Swing trading is the practice of earning a profit by buying and selling a security including stocks at different price points with the goal of earning a positive return. This could include buying low and selling high or selling high and buying back at a lower price.

Swing trading rules for short term

  1. Best time for swing trading – days when the markets are volatile with a positive bias. In stock markets – Initiate and exit positions during these times – first hour of trade and between 2.30 pm to 3.10 pm. Ideally, you should avoid initiating trades with an intra-day view after the first hour of market opening. In 8 out of 10 cases, you will lose money.

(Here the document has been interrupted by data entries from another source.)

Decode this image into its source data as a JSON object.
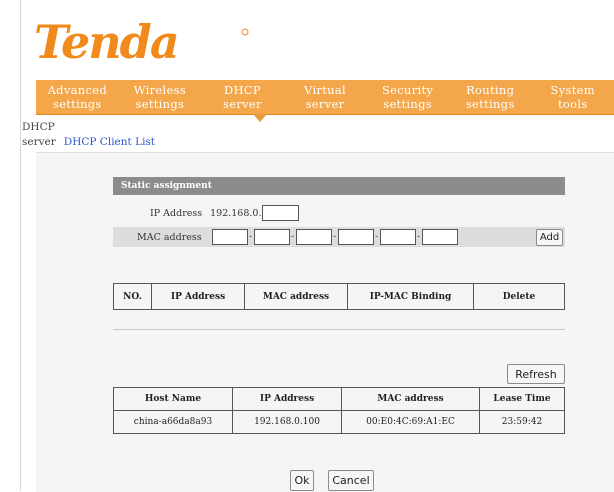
{
  "logo": {
    "text": "Tenda"
  },
  "nav": [
    {
      "line1": "Advanced",
      "line2": "settings"
    },
    {
      "line1": "Wireless",
      "line2": "settings"
    },
    {
      "line1": "DHCP",
      "line2": "server"
    },
    {
      "line1": "Virtual",
      "line2": "server"
    },
    {
      "line1": "Security",
      "line2": "settings"
    },
    {
      "line1": "Routing",
      "line2": "settings"
    },
    {
      "line1": "System",
      "line2": "tools"
    }
  ],
  "subnav": {
    "line1": "DHCP",
    "line2": "server",
    "link": "DHCP Client List"
  },
  "static": {
    "title": "Static assignment",
    "ip_label": "IP Address",
    "ip_prefix": "192.168.0.",
    "ip_value": "",
    "mac_label": "MAC address",
    "add_label": "Add"
  },
  "binding_table": {
    "headers": [
      "NO.",
      "IP Address",
      "MAC address",
      "IP-MAC Binding",
      "Delete"
    ]
  },
  "clients": {
    "refresh_label": "Refresh",
    "headers": [
      "Host Name",
      "IP Address",
      "MAC address",
      "Lease Time"
    ],
    "rows": [
      {
        "host": "china-a66da8a93",
        "ip": "192.168.0.100",
        "mac": "00:E0:4C:69:A1:EC",
        "lease": "23:59:42"
      }
    ]
  },
  "buttons": {
    "ok": "Ok",
    "cancel": "Cancel"
  },
  "colors": {
    "nav_bg": "#f4a64a",
    "logo": "#f08a1c",
    "link": "#2a55c8",
    "section_bar": "#8c8c8c"
  }
}
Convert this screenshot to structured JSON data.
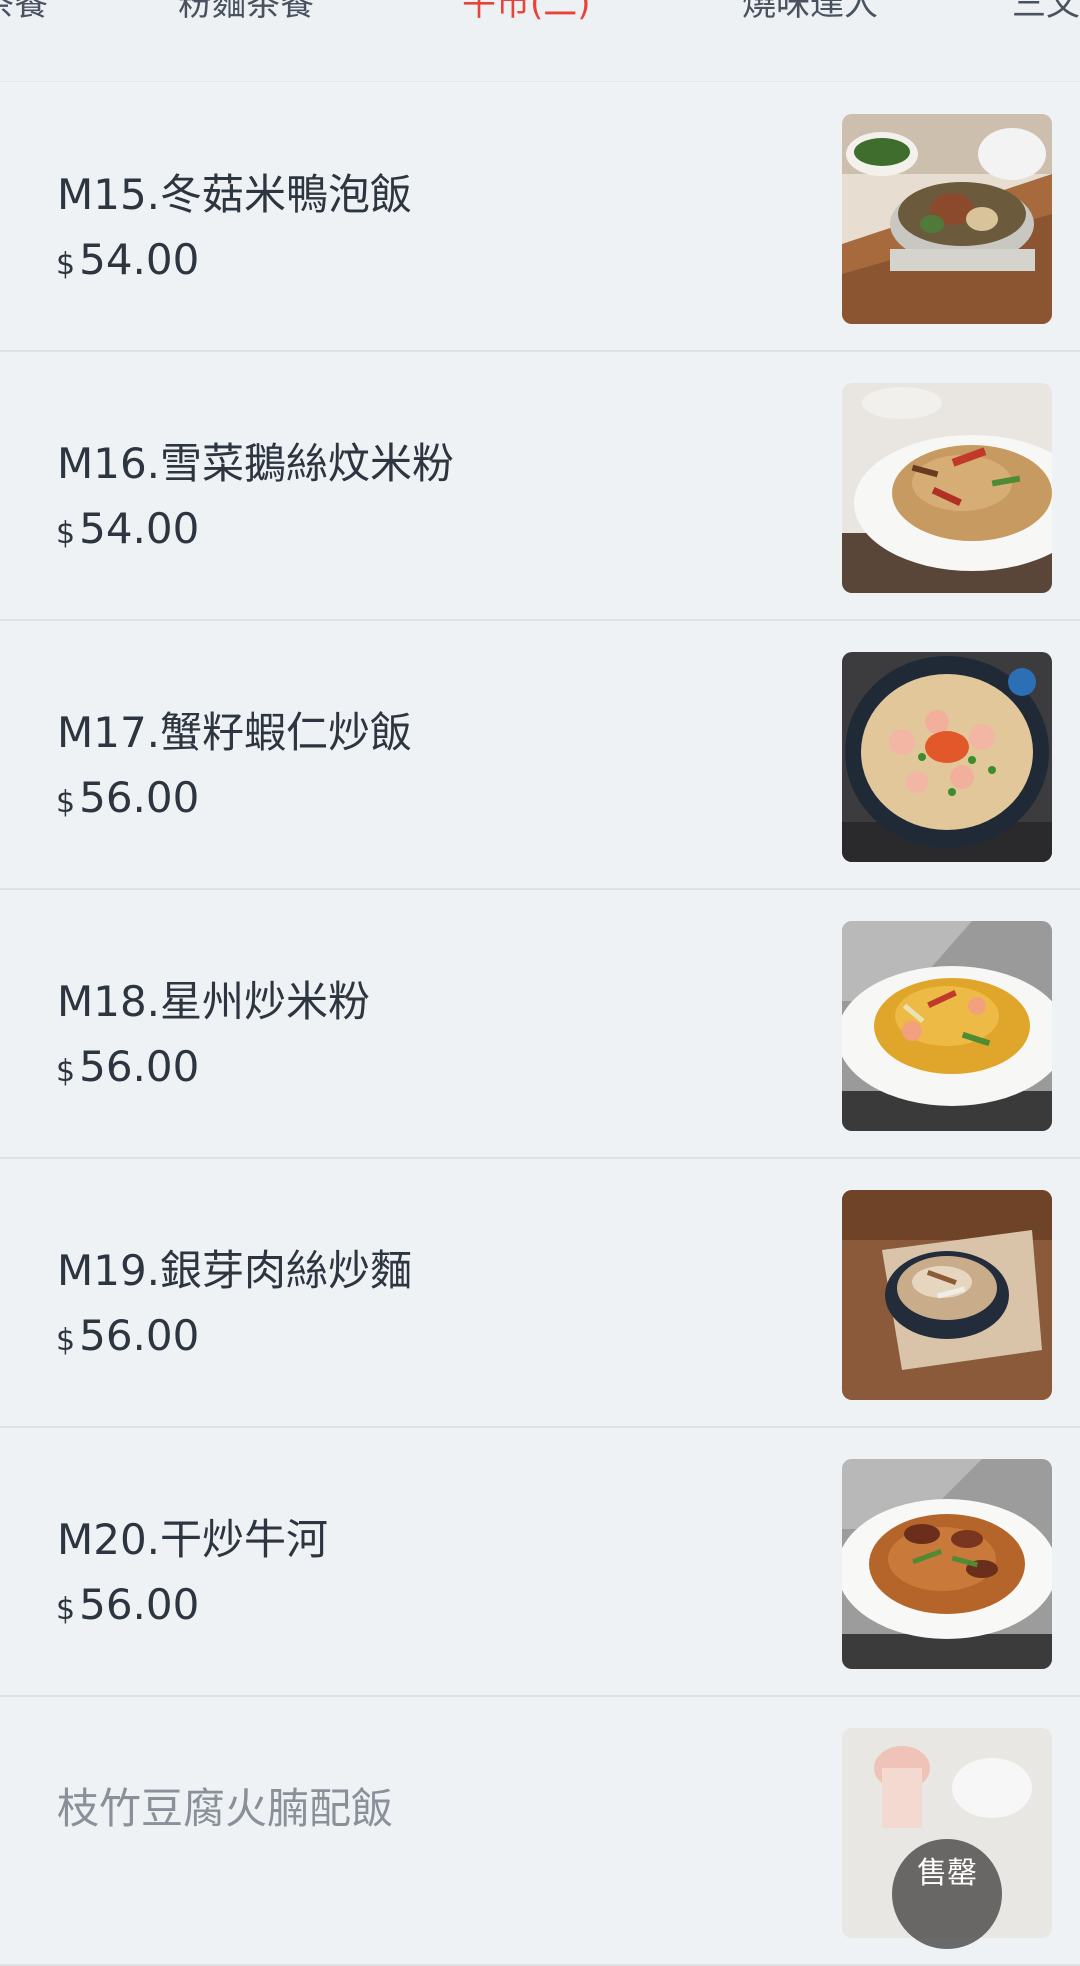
{
  "tabs": [
    {
      "label": "茶餐"
    },
    {
      "label": "粉麵茶餐"
    },
    {
      "label": "午市(二)"
    },
    {
      "label": "燒味達人"
    },
    {
      "label": "三文"
    }
  ],
  "active_tab_index": 2,
  "currency_symbol": "$",
  "items": [
    {
      "name": "M15.冬菇米鴨泡飯",
      "price": "54.00",
      "image": "clay-pot-duck-rice"
    },
    {
      "name": "M16.雪菜鵝絲炆米粉",
      "price": "54.00",
      "image": "braised-vermicelli"
    },
    {
      "name": "M17.蟹籽蝦仁炒飯",
      "price": "56.00",
      "image": "shrimp-fried-rice"
    },
    {
      "name": "M18.星州炒米粉",
      "price": "56.00",
      "image": "singapore-noodles"
    },
    {
      "name": "M19.銀芽肉絲炒麵",
      "price": "56.00",
      "image": "fried-noodles-bowl"
    },
    {
      "name": "M20.干炒牛河",
      "price": "56.00",
      "image": "beef-chow-fun"
    }
  ],
  "soldout_item": {
    "name": "枝竹豆腐火腩配飯",
    "badge": "售罄",
    "image": "tofu-pork-rice"
  },
  "colors": {
    "background": "#eff2f5",
    "text": "#2d3540",
    "active_tab": "#e8423a",
    "divider": "#dde2e7"
  }
}
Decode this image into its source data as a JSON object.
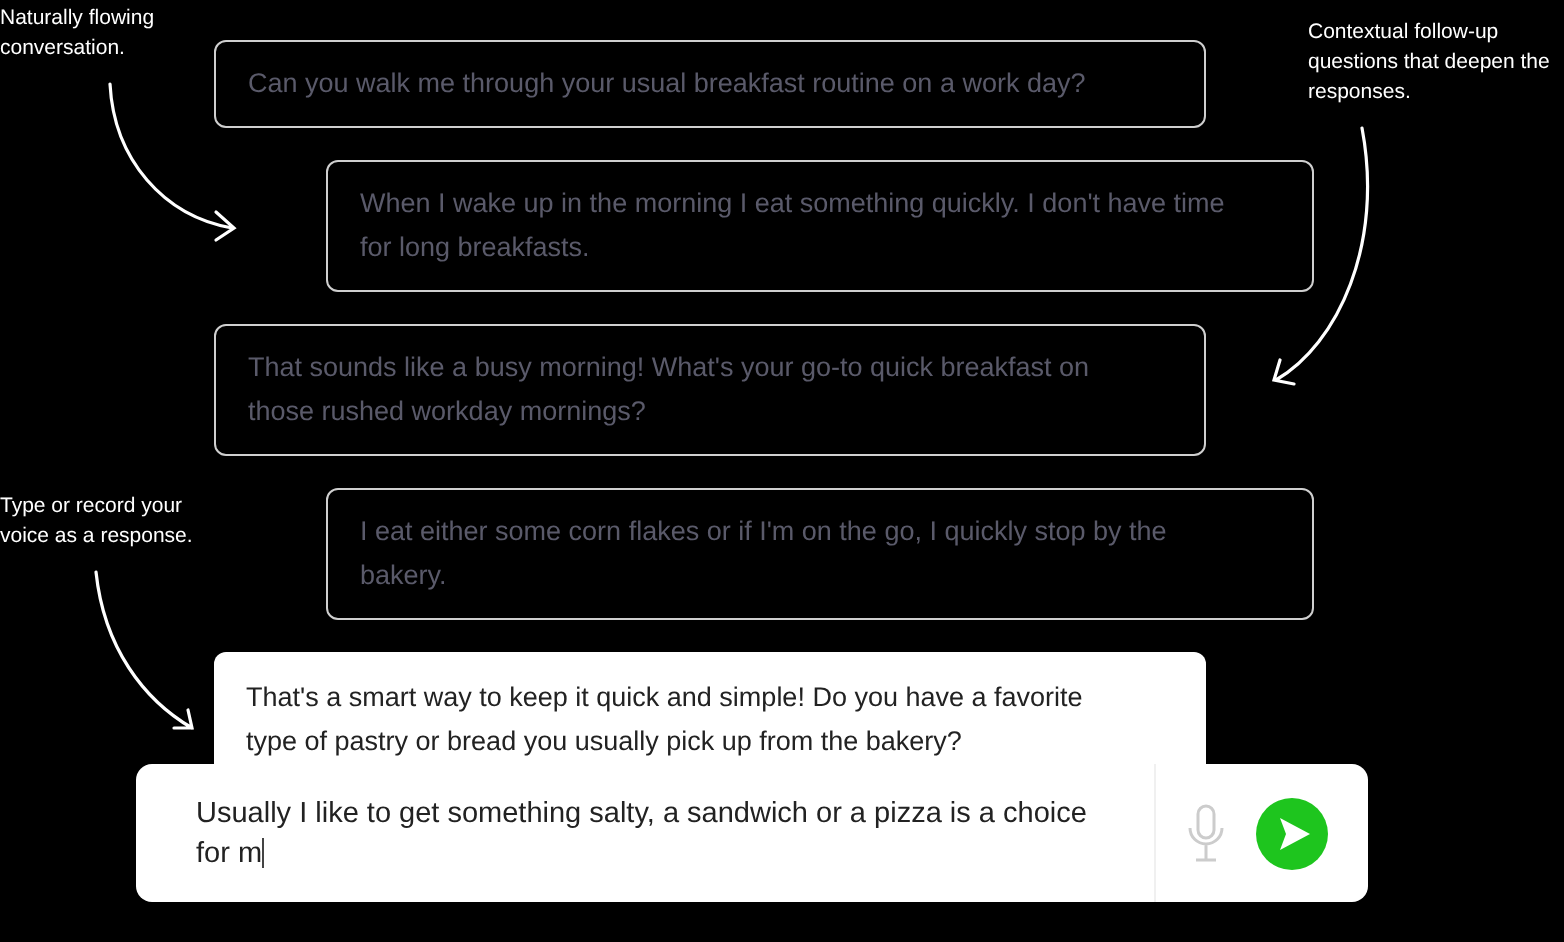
{
  "annotations": [
    {
      "text": "Naturally flowing conversation."
    },
    {
      "text": "Contextual follow-up questions that deepen the responses."
    },
    {
      "text": "Type or record your voice as a response."
    }
  ],
  "messages": [
    {
      "kind": "bot",
      "faded": true,
      "text": "Can you walk me through your usual breakfast routine on a work day?"
    },
    {
      "kind": "user",
      "faded": true,
      "text": "When I wake up in the morning I eat something quickly. I don't have time for long breakfasts."
    },
    {
      "kind": "bot",
      "faded": true,
      "text": "That sounds like a busy morning! What's your go-to quick breakfast on those rushed workday mornings?"
    },
    {
      "kind": "user",
      "faded": true,
      "text": "I eat either some corn flakes or if I'm on the go, I quickly stop by the bakery."
    },
    {
      "kind": "bot",
      "faded": false,
      "text": "That's a smart way to keep it quick and simple! Do you have a favorite type of pastry or bread you usually pick up from the bakery?"
    }
  ],
  "composer": {
    "value": "Usually I like to get something salty, a sandwich or a pizza is a choice for m"
  }
}
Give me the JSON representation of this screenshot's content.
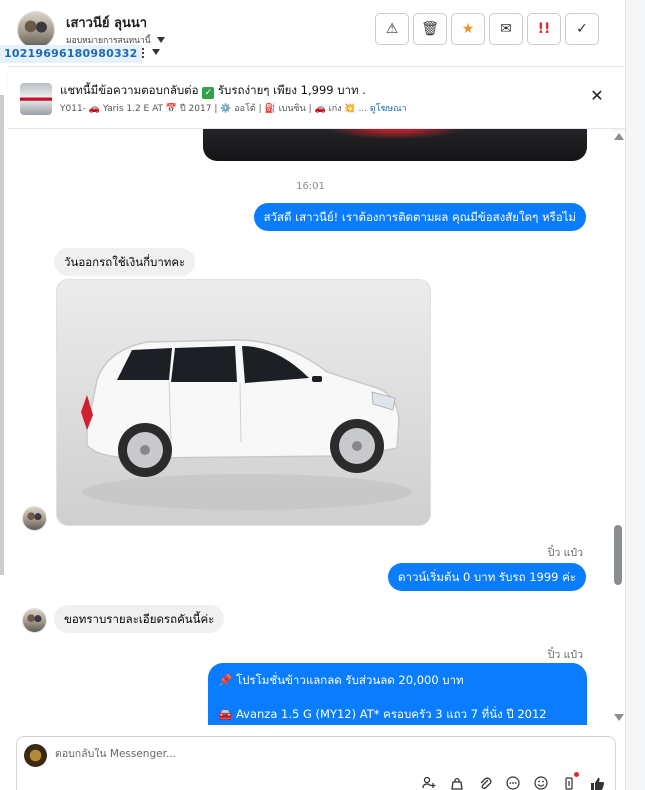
{
  "header": {
    "contact_name": "เสาวนีย์ ลุนนา",
    "assignment_label": "มอบหมายการสนทนานี้",
    "conversation_id": "10219696180980332",
    "actions": [
      {
        "name": "spam",
        "glyph": "⚠"
      },
      {
        "name": "delete",
        "glyph": "🗑"
      },
      {
        "name": "star",
        "glyph": "★"
      },
      {
        "name": "mark-unread",
        "glyph": "✉"
      },
      {
        "name": "follow-up",
        "glyph": "!!"
      },
      {
        "name": "done",
        "glyph": "✓"
      }
    ]
  },
  "ad_banner": {
    "title": "แชทนี้มีข้อความตอบกลับต่อ",
    "check_glyph": "✓",
    "title_suffix": "รับรถง่ายๆ เพียง 1,999 บาท .",
    "meta": "Y011- 🚗 Yaris 1.2 E AT 📅 ปี 2017 | ⚙️ ออโต้ | ⛽ เบนซิน | 🚗 เก่ง 💥 ...",
    "link_text": "ดูโฆษณา",
    "close_glyph": "✕"
  },
  "chat": {
    "timestamp": "16:01",
    "messages": [
      {
        "dir": "out",
        "text": "สวัสดี เสาวนีย์! เราต้องการติดตามผล คุณมีข้อสงสัยใดๆ หรือไม่"
      },
      {
        "dir": "in",
        "text": "วันออกรถใช้เงินกี่บาทคะ"
      },
      {
        "dir": "out",
        "sender": "ปิ๋ว แป๋ว",
        "text": "ดาวน์เริ่มต้น 0 บาท รับรถ 1999 ค่ะ"
      },
      {
        "dir": "in",
        "text": "ขอทราบรายละเอียดรถคันนี้ค่ะ"
      },
      {
        "dir": "out",
        "sender": "ปิ๋ว แป๋ว",
        "lines": [
          "📌 โปรโมชั่นข้าวแลกลด รับส่วนลด 20,000 บาท",
          "🚘 Avanza 1.5 G (MY12) AT* ครอบครัว 3 แถว 7 ที่นั่ง ปี 2012"
        ]
      }
    ]
  },
  "composer": {
    "placeholder": "ตอบกลับใน Messenger...",
    "icons": [
      "add-person-icon",
      "bag-icon",
      "attach-icon",
      "more-icon",
      "emoji-icon",
      "dropper-icon",
      "like-icon"
    ]
  },
  "colors": {
    "outgoing_bubble": "#0a7cff",
    "incoming_bubble": "#f0f0f0",
    "star": "#e8952d",
    "urgent": "#e0282e"
  }
}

  1. Take Risks and look for volatile stocks – When I mentioned discipline above, I for sure did not mean being idealistic or for that matter selecting the most fundamentally sound stocks. When it comes to swing trading, it is pointless to select a stock which hardly ever moves beyond a range. Look for stocks which remain volatile. Here, you are not planning to buy something and hold it forever. All you are trying to do is earn a quick buck making use of price volatility.
  1. Make sure that the stock has adequate liquidity i.e. is frequently traded – Just looking at the volatility metric is pointless unless the stock has enough buyers and sellers on a daily basis. Make sure that the stock you buy gives you an opportunity to exit when you want to. Check the daily trading volume in the stock from a reliable source such as NSE’s website. To be absolutely sure, you could look for high volatility stocks from an index like the BSE -200.

  1. Avoid swing trading in the F&O markets, if you must trade, be disciplined – This may just be a very personal opinion that I have but when you are trying to earn a profit based on price swings, the ability to wait it out is your best friend.

I will tell you something here. Take any price point for any stock. Now you may choose to buy or sell at this price point and in 90% + cases, the stock will do both – rise above that price and fall below it, at some point in the future. Agreed?

Of course nobody would like to wait for months to earn based on price fluctuation, but if you had time on your side, then this is true  – YOU CAN NOT LOSE. The difficulty is that everyone does not have time, people want to make profits quickly, and lots of profits very quickly. In F&O markets time is really not on your side. You must square off or role over your position in a rather short span of time. If you must employ swing trading in the F&O markets, be prepared to cut your positions and take losses at a pre determined price level. Do not keep hoping for the price to move in favorable direction. It reminds me of a friend, an avid trader, who had a big sticker atop his computer screen which read – “there is no hope”.

  1. Diversify your trades – If you take to swing trading, ideally you should be looking at your overall profit and loss position and not your position on every individual trade. As I said above, the stock will surely fall below and rise above any price point at some point of time (in 90% + cases). Of course, it would not be the best thing to do to block your money on a trade for a long period of time. The best approach is to trade in 3-5 stocks at any given point of time. This way, so long as you are able to earn profit in 3 out of the 5 trades, you could sell the other 2 positions in loss and move to the next round with an overall profit.